Economics is and will be a hot topic once again in the coming months and years as policymakers come together to decide exactly how we avoid another Great Depression from the fallout of the disastrous impact of COVID -19.
Economic depressions are characterised by massive job losses and extended unemployment. The Great Depression began with the stock market crash in the USA in 1929 and continued on through most of the first half of the 1930s worldwide. It is regarded as the worst downturn in modern economic history and was a contributing factor to the outbreak of the second world war. However the job losses and unemployment numbers we are witnessing throughout the world as a result of the impact of the coronavirus are on pace to outstrip what was seen in that period. Governments reacted to fight the fire by taking massive loans from central banks in order to aid those affected. However, we must begin to consider the long term impacts on society of these debts that are being created. There are two main schools of thought on how the debt should be dealt with.
The first we will examine is a phrase you may be familiar with- austerity. Austerity is derived from the word ‘austere” which means something harsh or severe. Austerity is characterised by a decrease in public spending on vital services, usually with a simultaneous increase in taxation. In effect governments try to repay their debts by decreasing their outgoing payments and increasing their incoming payments. This method makes intuitive sense to many because, as individuals, this would be the exact way in which we would get ourselves out of debt.
However unfortunately, what works for individuals may not necessarily work in the economy as a whole. This is because in an economy, one person’s spending is another person’s income. If a government cuts public spending on social services such as healthcare or child support while also increasing taxation, this leaves people with less money to spend on goods and services. When businesses receive less demand because people do not have money to spend, this leads to them cutting further jobs or closing down, leading to more unemployment. This simultaneously leads to an increase in the government’s costs due to increased social security payments and also a decrease in tax revenue.

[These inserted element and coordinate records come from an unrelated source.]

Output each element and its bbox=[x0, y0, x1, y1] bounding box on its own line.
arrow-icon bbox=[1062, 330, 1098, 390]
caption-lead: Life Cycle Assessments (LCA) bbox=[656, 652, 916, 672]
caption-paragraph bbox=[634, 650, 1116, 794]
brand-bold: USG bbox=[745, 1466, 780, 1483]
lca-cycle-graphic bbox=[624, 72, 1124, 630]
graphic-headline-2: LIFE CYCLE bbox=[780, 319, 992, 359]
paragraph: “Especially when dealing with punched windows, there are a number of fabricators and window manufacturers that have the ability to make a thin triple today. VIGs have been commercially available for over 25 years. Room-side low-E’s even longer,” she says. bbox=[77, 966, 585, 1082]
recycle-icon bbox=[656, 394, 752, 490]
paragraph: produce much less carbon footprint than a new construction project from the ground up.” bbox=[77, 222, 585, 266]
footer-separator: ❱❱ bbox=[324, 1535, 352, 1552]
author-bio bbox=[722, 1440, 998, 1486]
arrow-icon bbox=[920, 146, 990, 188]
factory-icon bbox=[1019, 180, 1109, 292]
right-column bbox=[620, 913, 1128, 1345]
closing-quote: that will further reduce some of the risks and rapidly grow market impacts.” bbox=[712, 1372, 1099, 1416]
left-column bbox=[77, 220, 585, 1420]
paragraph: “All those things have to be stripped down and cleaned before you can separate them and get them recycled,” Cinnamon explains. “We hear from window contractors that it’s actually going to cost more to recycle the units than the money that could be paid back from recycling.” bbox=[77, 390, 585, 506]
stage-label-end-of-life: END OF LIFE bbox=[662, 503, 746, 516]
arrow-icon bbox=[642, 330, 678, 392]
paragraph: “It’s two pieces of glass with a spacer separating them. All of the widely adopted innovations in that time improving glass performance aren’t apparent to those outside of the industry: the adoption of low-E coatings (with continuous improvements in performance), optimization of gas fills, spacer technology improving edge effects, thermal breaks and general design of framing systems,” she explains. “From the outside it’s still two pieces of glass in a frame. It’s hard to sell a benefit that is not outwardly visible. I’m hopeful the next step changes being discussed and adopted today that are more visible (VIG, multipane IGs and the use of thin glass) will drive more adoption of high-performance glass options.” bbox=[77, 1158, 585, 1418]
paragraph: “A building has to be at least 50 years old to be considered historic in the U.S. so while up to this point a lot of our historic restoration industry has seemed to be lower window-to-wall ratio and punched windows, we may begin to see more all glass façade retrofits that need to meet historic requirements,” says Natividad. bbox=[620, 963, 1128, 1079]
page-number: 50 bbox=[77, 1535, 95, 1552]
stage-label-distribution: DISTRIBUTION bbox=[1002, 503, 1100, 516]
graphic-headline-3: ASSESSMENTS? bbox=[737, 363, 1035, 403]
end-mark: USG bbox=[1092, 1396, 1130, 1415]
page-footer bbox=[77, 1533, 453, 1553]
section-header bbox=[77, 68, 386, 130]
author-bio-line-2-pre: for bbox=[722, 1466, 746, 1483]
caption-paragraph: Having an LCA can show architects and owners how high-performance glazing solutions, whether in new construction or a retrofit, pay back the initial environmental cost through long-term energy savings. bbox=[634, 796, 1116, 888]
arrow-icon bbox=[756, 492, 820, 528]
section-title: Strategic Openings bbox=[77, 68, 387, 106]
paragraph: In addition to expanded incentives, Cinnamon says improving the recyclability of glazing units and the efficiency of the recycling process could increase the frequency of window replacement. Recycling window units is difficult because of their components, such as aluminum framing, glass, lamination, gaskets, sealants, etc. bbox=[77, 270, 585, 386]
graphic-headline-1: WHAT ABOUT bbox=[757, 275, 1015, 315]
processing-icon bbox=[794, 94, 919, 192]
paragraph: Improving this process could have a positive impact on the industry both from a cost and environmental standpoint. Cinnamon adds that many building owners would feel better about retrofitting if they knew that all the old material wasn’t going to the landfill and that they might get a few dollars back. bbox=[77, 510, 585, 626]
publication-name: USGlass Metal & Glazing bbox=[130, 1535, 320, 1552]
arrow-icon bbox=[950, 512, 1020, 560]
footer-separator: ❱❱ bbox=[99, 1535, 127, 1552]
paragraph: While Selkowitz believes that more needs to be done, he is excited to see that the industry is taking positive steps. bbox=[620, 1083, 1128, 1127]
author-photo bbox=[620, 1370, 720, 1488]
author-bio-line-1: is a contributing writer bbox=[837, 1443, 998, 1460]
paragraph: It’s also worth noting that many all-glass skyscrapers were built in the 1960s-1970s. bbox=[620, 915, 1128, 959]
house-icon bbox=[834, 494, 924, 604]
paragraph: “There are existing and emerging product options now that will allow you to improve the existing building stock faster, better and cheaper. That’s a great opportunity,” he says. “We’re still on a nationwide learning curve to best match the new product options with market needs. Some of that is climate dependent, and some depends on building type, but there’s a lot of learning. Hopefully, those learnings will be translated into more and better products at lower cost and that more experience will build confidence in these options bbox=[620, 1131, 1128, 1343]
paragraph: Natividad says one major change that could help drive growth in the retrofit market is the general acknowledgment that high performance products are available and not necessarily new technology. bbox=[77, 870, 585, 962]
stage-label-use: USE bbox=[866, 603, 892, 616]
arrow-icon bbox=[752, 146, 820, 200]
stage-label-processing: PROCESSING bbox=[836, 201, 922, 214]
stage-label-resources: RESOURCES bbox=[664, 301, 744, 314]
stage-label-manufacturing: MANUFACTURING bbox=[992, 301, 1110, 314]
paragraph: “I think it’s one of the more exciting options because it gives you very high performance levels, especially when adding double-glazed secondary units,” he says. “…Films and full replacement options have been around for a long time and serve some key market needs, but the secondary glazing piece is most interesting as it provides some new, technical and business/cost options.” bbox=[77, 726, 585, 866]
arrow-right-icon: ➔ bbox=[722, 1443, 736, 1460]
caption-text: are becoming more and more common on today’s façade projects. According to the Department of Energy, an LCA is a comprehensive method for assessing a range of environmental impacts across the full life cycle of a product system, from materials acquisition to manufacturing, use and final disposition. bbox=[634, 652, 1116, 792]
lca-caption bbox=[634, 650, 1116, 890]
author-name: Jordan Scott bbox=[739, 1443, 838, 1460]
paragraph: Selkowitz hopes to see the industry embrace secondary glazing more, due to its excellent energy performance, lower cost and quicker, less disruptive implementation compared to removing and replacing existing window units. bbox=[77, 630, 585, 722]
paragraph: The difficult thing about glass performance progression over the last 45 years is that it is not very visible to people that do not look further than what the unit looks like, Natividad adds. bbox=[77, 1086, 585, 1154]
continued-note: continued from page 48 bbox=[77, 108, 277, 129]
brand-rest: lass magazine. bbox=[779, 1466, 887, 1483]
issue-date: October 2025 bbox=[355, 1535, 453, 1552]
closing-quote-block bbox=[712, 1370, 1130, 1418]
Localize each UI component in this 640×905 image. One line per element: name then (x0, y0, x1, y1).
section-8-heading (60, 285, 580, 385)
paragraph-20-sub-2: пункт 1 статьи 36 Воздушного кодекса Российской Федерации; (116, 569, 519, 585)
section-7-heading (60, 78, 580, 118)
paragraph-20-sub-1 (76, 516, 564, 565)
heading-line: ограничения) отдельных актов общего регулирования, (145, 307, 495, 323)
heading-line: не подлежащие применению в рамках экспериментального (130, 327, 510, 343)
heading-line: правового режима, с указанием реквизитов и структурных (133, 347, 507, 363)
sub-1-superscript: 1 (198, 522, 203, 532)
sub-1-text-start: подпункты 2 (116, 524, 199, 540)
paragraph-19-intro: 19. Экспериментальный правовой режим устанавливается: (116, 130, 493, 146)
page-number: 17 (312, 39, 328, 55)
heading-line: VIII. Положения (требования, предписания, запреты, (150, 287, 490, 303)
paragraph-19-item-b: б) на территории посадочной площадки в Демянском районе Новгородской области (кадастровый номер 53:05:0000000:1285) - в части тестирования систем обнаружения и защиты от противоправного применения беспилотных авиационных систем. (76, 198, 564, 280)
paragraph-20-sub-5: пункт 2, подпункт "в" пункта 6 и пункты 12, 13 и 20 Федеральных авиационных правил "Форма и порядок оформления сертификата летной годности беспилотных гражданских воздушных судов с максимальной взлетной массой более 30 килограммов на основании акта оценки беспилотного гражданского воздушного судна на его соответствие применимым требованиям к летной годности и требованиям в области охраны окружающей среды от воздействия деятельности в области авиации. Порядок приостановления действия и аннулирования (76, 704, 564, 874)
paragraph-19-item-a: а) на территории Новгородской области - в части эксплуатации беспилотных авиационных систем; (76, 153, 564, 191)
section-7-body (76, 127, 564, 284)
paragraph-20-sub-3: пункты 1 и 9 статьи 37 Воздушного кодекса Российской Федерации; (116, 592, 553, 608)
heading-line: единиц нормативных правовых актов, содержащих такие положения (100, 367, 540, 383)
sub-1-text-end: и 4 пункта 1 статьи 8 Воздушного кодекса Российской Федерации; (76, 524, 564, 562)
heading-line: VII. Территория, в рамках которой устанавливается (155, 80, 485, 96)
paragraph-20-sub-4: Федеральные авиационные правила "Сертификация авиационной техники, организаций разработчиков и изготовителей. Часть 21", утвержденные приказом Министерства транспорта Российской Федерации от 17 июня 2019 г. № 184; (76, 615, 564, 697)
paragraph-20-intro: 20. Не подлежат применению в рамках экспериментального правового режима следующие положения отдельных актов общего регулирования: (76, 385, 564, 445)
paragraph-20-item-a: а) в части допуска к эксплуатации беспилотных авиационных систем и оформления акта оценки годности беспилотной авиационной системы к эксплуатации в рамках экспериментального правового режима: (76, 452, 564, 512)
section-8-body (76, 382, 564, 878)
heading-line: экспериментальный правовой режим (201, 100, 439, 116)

The most famous anti-austerity economist is undoubtedly John Maynard Keynes. Keynes was an Eton-educated English economist who lived during The Great Depression. He strongly believed that austere government policies made conditions worse than they ought to have been during this time. Keynes theorised that when economic downturns happened, governments should react by in fact increasing public spending, not decreasing it. The main way to do this was to invest in the infrastructure of the economy, creating massive public works of road and bridge building to create jobs for the unemployed. This would keep the number of unemployment claims down. Crucially it would also mean that people would have more money to spend on goods and services. This would mean that there would be less business closures and job cuts which would maintain tax revenue for the government.
Keynes also wrote of ‘the multiplier effect”. This was his theory that money injected into the economy actually multiplies in value as individuals use it in creative ways. This harks back to the essential strength of the decentralised capitalist economy over the government controlled socialist economy; that allowing the sum total of individuals in the economy to freely think and create is far more powerful than anything a small government group could match. The multiplier effect also works in reverse. Meaning that every bit of money taken out of the economy by austerity would do a multiple of that damage due to the lack of availability of funds to people who would have innovated and created jobs and further tax revenue.
A key argument against this policy though is that it would massively increase government debt. Debt requires interest payments. These payments would then suck the money created by the economically stimulating policy proposed by Keynes back out of the economy. Government may be left with a still weakened economy, but with more debt and interest payments to be paid than before. Long term this could lead to a debt spiral, as governments continued to borrow more and more as they attempted to get out of debt.
Economically have a decision to make. Do we tighten our belts and suck up the economic misery in order to avoid creating more debt? Or do we double down and spend money we don’t have in order to stimulate the economy and support the inherent creative strengths of capitalism? Neither are perfect options and this is why the argument around austerity has raged for close to 100 years.. One thing however cannot be denied: Which side of the fence government falls on over the next few years will have a massive impact on the quality of life of countless people in the decade ahead.